New guidelines for overseas Pakistanis importing cars: Details inside

New set of regulations issued by govt to overseas Pakistanis is meant to facilitate importation of used cars
An undated image of cars. — Shutterstock

An undated image of cars. — Shutterstock

The federal government plans to announce new policies on imports of used cars for overseas Pakistanis to correlate the personal baggage scheme and gift schemes with the new five-year commercial import policy, set to be effective on October 1, 2025.

Commerce Secretary Jawad Paul informed the National Assembly Standing Committee that vehicles over five years old will have duties of 40% imposed on them, which is expected to gradually drop by 10% per year.

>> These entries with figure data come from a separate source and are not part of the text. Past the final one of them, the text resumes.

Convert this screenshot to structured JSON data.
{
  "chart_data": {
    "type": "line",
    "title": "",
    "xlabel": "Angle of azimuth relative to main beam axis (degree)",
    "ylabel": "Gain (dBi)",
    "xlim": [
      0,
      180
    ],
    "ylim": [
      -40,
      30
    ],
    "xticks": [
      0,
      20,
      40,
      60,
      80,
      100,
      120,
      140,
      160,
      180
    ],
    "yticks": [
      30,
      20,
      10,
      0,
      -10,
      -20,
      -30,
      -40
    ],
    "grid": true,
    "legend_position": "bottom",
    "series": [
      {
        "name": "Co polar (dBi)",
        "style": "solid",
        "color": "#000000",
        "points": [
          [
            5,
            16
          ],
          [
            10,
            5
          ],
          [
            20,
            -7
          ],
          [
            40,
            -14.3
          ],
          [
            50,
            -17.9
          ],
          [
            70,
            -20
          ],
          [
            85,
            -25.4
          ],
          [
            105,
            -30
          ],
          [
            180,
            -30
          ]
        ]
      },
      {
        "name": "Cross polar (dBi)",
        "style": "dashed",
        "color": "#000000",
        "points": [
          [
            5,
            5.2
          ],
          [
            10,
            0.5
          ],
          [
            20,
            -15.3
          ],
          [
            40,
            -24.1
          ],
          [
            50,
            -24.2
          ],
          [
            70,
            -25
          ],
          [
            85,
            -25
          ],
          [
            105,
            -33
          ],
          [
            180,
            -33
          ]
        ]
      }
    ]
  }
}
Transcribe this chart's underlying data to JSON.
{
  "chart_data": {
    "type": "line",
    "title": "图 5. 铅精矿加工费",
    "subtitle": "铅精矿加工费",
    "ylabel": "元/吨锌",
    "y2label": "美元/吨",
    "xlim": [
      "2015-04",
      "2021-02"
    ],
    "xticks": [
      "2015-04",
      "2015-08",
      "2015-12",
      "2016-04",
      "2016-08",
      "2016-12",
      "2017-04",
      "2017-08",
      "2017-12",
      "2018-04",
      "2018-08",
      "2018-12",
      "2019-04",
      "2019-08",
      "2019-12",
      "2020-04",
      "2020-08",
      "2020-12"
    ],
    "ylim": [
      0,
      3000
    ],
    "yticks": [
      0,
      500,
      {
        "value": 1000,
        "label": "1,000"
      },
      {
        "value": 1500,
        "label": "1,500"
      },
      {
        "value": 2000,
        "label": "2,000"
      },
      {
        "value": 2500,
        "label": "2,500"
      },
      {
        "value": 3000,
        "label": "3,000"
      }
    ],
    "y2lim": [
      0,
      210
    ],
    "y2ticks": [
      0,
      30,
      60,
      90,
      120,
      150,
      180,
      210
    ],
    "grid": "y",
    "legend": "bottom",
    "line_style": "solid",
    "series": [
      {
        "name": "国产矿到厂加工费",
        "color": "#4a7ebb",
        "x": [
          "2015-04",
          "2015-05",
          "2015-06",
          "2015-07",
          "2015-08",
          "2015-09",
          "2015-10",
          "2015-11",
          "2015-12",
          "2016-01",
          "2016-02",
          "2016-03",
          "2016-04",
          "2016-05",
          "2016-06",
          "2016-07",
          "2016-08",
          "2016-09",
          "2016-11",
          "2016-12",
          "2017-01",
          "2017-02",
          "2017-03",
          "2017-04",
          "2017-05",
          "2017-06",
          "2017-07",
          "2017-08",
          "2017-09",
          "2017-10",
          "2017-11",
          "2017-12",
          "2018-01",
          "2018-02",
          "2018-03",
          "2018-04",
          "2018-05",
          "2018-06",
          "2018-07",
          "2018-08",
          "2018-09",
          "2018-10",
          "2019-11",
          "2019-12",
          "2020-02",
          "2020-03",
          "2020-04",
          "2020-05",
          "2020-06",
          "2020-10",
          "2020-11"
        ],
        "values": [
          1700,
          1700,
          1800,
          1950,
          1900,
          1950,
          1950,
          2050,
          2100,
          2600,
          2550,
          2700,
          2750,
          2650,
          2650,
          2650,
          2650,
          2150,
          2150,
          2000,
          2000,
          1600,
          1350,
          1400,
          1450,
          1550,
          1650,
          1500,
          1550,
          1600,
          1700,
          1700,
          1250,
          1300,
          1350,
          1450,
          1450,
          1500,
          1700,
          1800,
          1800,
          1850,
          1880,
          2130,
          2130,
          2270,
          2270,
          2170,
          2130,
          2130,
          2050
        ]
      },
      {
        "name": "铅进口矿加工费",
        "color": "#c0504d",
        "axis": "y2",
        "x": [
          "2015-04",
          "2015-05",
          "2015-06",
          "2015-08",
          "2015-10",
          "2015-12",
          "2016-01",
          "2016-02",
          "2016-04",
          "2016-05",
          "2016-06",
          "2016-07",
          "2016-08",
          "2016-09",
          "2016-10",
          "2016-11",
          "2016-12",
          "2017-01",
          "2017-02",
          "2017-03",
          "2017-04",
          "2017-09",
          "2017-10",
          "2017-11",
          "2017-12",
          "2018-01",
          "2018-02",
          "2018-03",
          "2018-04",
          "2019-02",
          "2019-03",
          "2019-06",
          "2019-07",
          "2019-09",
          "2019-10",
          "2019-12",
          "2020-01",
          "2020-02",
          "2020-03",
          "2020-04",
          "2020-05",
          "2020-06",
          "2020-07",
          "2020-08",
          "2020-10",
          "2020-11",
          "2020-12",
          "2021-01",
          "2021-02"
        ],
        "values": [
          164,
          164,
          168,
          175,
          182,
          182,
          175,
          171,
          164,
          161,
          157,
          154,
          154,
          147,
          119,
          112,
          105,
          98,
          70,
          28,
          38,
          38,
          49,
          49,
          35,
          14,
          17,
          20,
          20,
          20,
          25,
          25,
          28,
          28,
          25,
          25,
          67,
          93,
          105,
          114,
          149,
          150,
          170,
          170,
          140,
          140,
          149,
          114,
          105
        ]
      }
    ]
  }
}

He said that the personal baggage scheme and the schemes of giving gifts could be combined, but there will be no combination of the transfer-of-residence scheme.

The committee members, Usama Ahmed Mela and Gul Asghar Khan, sought information on used car imports and electric cars with respect to how they may affect the foreign exchange reserves of the country.

Personal baggage scheme

With personal baggage scheme, overseas Pakistanis can bring back a used car when returning home, under certain conditions. 

Gift scheme

With gift scheme, overseas Pakistanis can send a used car as a gift to their family members in country, again under special duty rules.

It is worth noting that, these schemes were designed to help the diaspora support their families and enjoy some benefits when relocating or visiting Pakistan.

New commercial import policy

  • Beginning date: October 1, 2025
  • Duty structure: Extra duty on used car imports will gradually drop each year.

Year 

Additional duty

2025–26 

40% on top of existing taxes

2026–27 

30%

2027–28 

20%

2028–29 

10%

2029–30 

0% (only standard taxes apply)

Notably, the new set of regulations issued by the government to overseas Pakistanis is meant to facilitate the importation of used cars without breaching the fiscal and commercial concerns of the government.

Under the upcoming policy, both of these schemes may be “clubbed together” into the larger commercial import framework. The transfer of residence scheme is expected to remain separate.